When one of my kids was in the high school Chamber Choir, the student next to him muttered, “Why do we have to sing this Christmas stuff when none of it could possibly be true? You don’t believe this stuff, do you?”
Most of us had Christianity selected for us. As children, we grew up in a God-oriented culture. We recited the Pledge of Allegiance containing the phrase, “One nation under God”. What we learned about God came from what is called a Western Worldview which is essentially a view that there is a God and God lives in a spiritual place called heaven. Many of us learned about God and Jesus in Sunday School, at Vacation Bible School, or at summer camp. For some of us, we just picked up a little here and there through Christmas carols and Easter parties. But maybe the question has lingered for you, “Why do I think Christianity is right and true?”
Simply put, there are only three basic viewpoints in Religions. All religions and philosophies fit into one of three categories. They are easy to comprehend. The first view is that only Nature, that is, the physical universe, exists. There is no God, there is no spiritual dimension, and there is no life for human beings after this life on earth. This view can be wrapped up with the term Atheism.
On the other end of the spectrum is the third view. (Yes, I skipped over the second view for the moment.) In this view, only God exists. That is to say, only the spiritual realm is real. The natural, physical realm in which we exist and experience life is just a mirage, a deception. The physical is false. Only the spiritual is real.
The second, central view holds that both the natural world and the spiritual world exist simultaneously. They both are real. Now, of all the religions and philosophies in the world, just three primary religious views or theological systems hold to this central view. These three are Judaism, Islam, and Christianity.
Simply put, in Judaism the story of humanity demonstrates human beings are incapable of living to the standard of the Law of God. Each and every one fails to be righteous, to live rightly every day. So it is demonstrated that we each, individually, need at Savior, a Messiah. King David got it. He said, “I know that my Redeemer lives.” He knew God was his salvation. In Jewish belief, God has not sent his Messiah yet.
Simply put, in Islam the Koran furthers the Judaism experiment with the attempt to form a human being’s spirit by instituting thorough external control of behavior. One can become righteous by doing right things, even down to the proper way to wash one’s hands and feet. The idea of Salvation and eternal life is in one’s own hands and yet, as I am told by my formerly Muslim friend, no Muslim ever knows if he or she has done enough to please Allah. Hence, for some, dying when killing infidels gives a Muslim a good chance of after life existence.

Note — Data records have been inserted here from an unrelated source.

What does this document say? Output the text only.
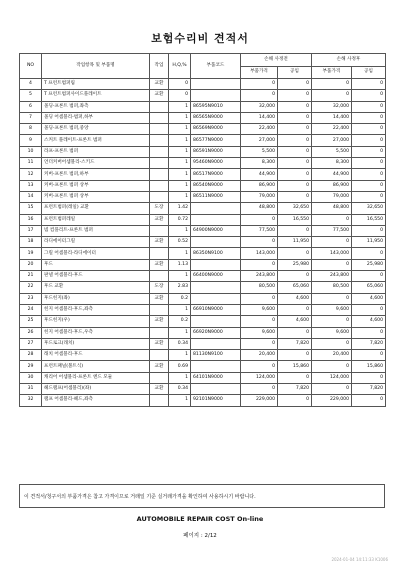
보험수리비 견적서
NO	작업항목 및 부품명	작업	H,Q,%	부품코드	손해 사정전		손해 사정후	
					부품가격	공임	부품가격	공임
4	T 프런트범퍼림	교환	0		0	0	0	0
5	T 프런트범퍼사이드플레이트	교환	0		0	0	0	0
6	몰딩-프론트 범퍼,좌측		1	86595N9010	32,000	0	32,000	0
7	몰딩 어셈블리-범퍼,하부		1	86565N9000	14,400	0	14,400	0
8	몰딩-프론트 범퍼,중앙		1	86569N9000	22,400	0	22,400	0
9	스커트 플레이트-프론트 범퍼		1	86577N9000	27,000	0	27,000	0
10	라프-프론트 범퍼		1	86591N9000	5,500	0	5,500	0
11	언더커버어셈블리-스키드		1	95460N9000	8,300	0	8,300	0
12	커버-프론트 범퍼,하부		1	86517N9000	44,900	0	44,900	0
13	커버-프론트 범퍼 상부		1	86540N9000	86,900	0	86,900	0
14	커버-프론트 범퍼 상부		1	86511N9000	79,000	0	79,000	0
15	프런트범퍼(레일) 교환	도장	1.42		48,800	32,650	48,800	32,650
16	프런트범퍼레일	교환	0.72		0	16,550	0	16,550
17	빔 컴플리트-프론트 범퍼		1	64900N9000	77,500	0	77,500	0
18	라디에이터그릴	교환	0.52		0	11,950	0	11,950
19	그릴 어셈블리-라디에이터		1	86350N9100	143,000	0	143,000	0
20	후드	교환	1.13		0	25,980	0	25,980
21	판넬 어셈블리-후드		1	66400N9000	243,800	0	243,800	0
22	후드 교환	도장	2.83		80,500	65,060	80,500	65,060
23	후드힌지(좌)	교환	0.2		0	4,600	0	4,600
24	힌지 어셈블리-후드,좌측		1	66910N9000	9,600	0	9,600	0
25	후드힌지(우)	교환	0.2		0	4,600	0	4,600
26	힌지 어셈블리-후드,우측		1	66920N9000	9,600	0	9,600	0
27	후드로크(래치)	교환	0.34		0	7,820	0	7,820
28	래치 어셈블리-후드		1	81130N9100	20,400	0	20,400	0
29	프런트패널(볼트식)	교환	0.69		0	15,860	0	15,860
30	캐리어 어셈블리-프론트 엔드 모듈		1	64101N9000	124,000	0	124,000	0
31	헤드램프(어셈블리)(좌)	교환	0.34		0	7,820	0	7,820
32	램프 어셈블리-헤드,좌측		1	92101N9000	229,000	0	229,000	0
이 견적서/청구서의 부품가격은 참고 가격이므로 거래일 기준 실거래가격을 확인하여 사용하시기 바랍니다.
AUTOMOBILE REPAIR COST On-line
페이지 : 2/12
2024-01-04 14:11:33 K1006
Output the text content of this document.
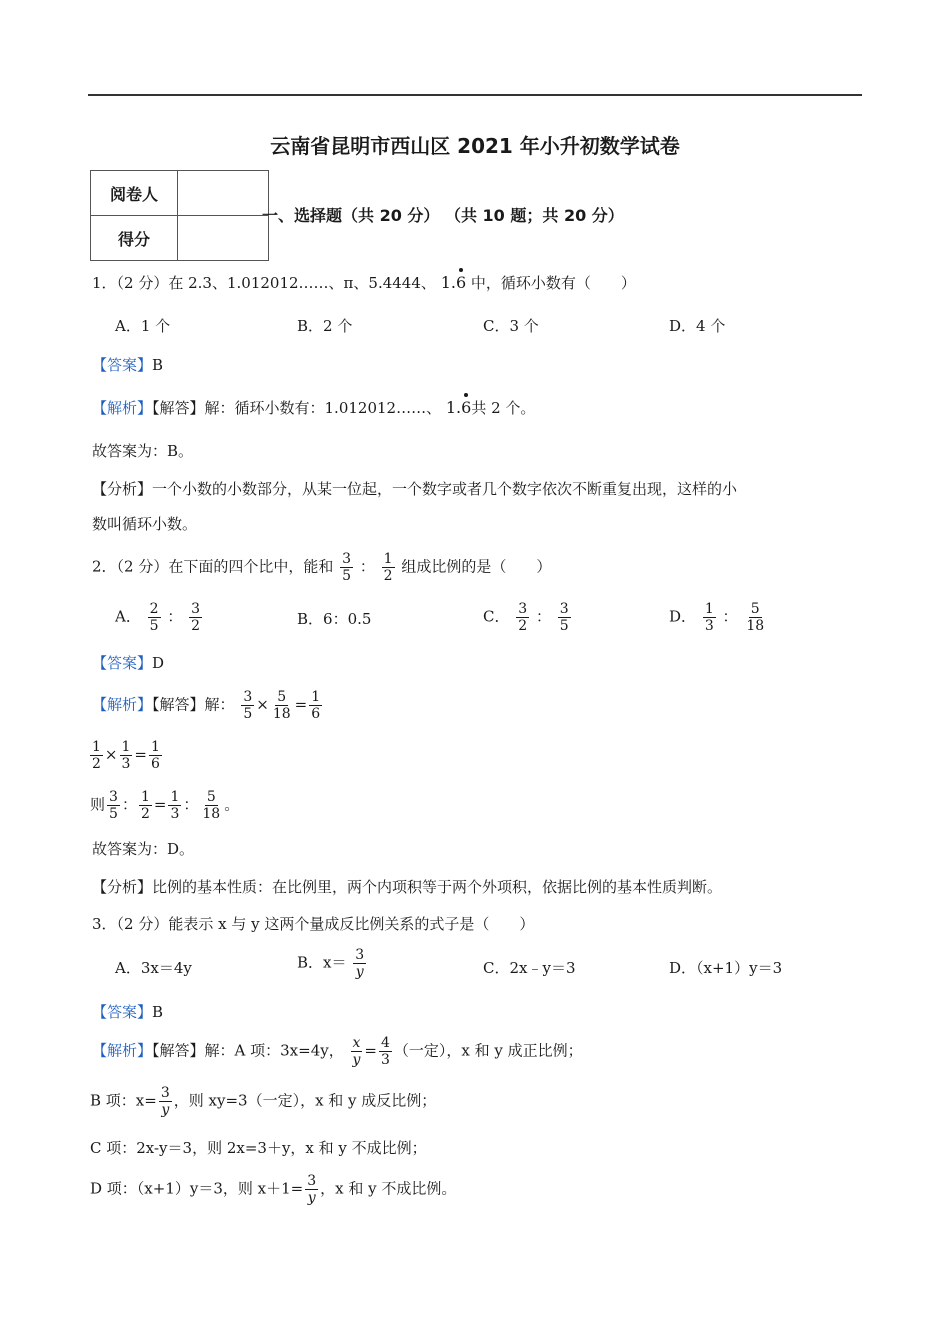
云南省昆明市西山区 2021 年小升初数学试卷
阅卷人	
得分	
一、选择题（共 20 分） （共 10 题；共 20 分）
1．（2 分）在 2.3、1.012012……、π、5.4444、 1.6 中，循环小数有（　　）
A．1 个	B．2 个	C．3 个	D．4 个
【答案】B
【解析】【解答】解：循环小数有：1.012012……、 1.6共 2 个。
故答案为：B。
【分析】一个小数的小数部分，从某一位起，一个数字或者几个数字依次不断重复出现，这样的小
数叫循环小数。
2．（2 分）在下面的四个比中，能和 $\frac{3}{5}$ ： $\frac{1}{2}$ 组成比例的是（　　）
A． $\frac{2}{5}$ ： $\frac{3}{2}$	B．6：0.5	C． $\frac{3}{2}$ ： $\frac{3}{5}$	D． $\frac{1}{3}$ ： $\frac{5}{18}$
【答案】D
【解析】【解答】解： $\frac{3}{5} \times \frac{5}{18} = \frac{1}{6}$
$\frac{1}{2} \times \frac{1}{3} = \frac{1}{6}$
则 $\frac{3}{5}$ ： $\frac{1}{2} = \frac{1}{3}$ ： $\frac{5}{18}$ 。
故答案为：D。
【分析】比例的基本性质：在比例里，两个内项积等于两个外项积，依据比例的基本性质判断。
3．（2 分）能表示 x 与 y 这两个量成反比例关系的式子是（　　）
A．3x＝4y	B．$x= \frac{3}{y}$	C．2x﹣y＝3	D．（x+1）y＝3
【答案】B
【解析】【解答】解：A 项：3x=4y， $\frac{x}{y} = \frac{4}{3}$ （一定），x 和 y 成正比例；
B 项：$x= \frac{3}{y}$ ，则 xy=3（一定），x 和 y 成反比例；
C 项：2x-y＝3，则 2x=3＋y，x 和 y 不成比例；
D 项：（x+1）y＝3，则 $x+1= \frac{3}{y}$ ，x 和 y 不成比例。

Simply put, in Christianity the Bible story continues within Judaism’s theme but in a different direction. In Christianity, God has sent God’s Messiah and Redeemer in the person of Jesus of Nazareth. The heart of a person cannot be changed by external pressure. It needs a transformation which the Spirit of God does when given permission.
All religious and philosophic arguments come down to this one pivotal point: Is Jesus Christ God’s chosen way to redeem human beings from unrighteousness? The Bible records that Jesus said, “I am the resurrection and the life. Anyone who believes in me will live, even after dying.” (John 11:25) God wants us to live for him, enjoy him, and serve others in his love.
So, at Christmas, this is an ideal time to reflect on what and why we believe what we do. Adopting Christianity as a religious, moral system is not the same as knowing Jesus Christ in a personal way as the God who loves you, died for you, and desires to live with you everyday. This is the Christmas story in summary and why we sing about it. Listen to the words of the Christmas carols and you will see the message clearly there.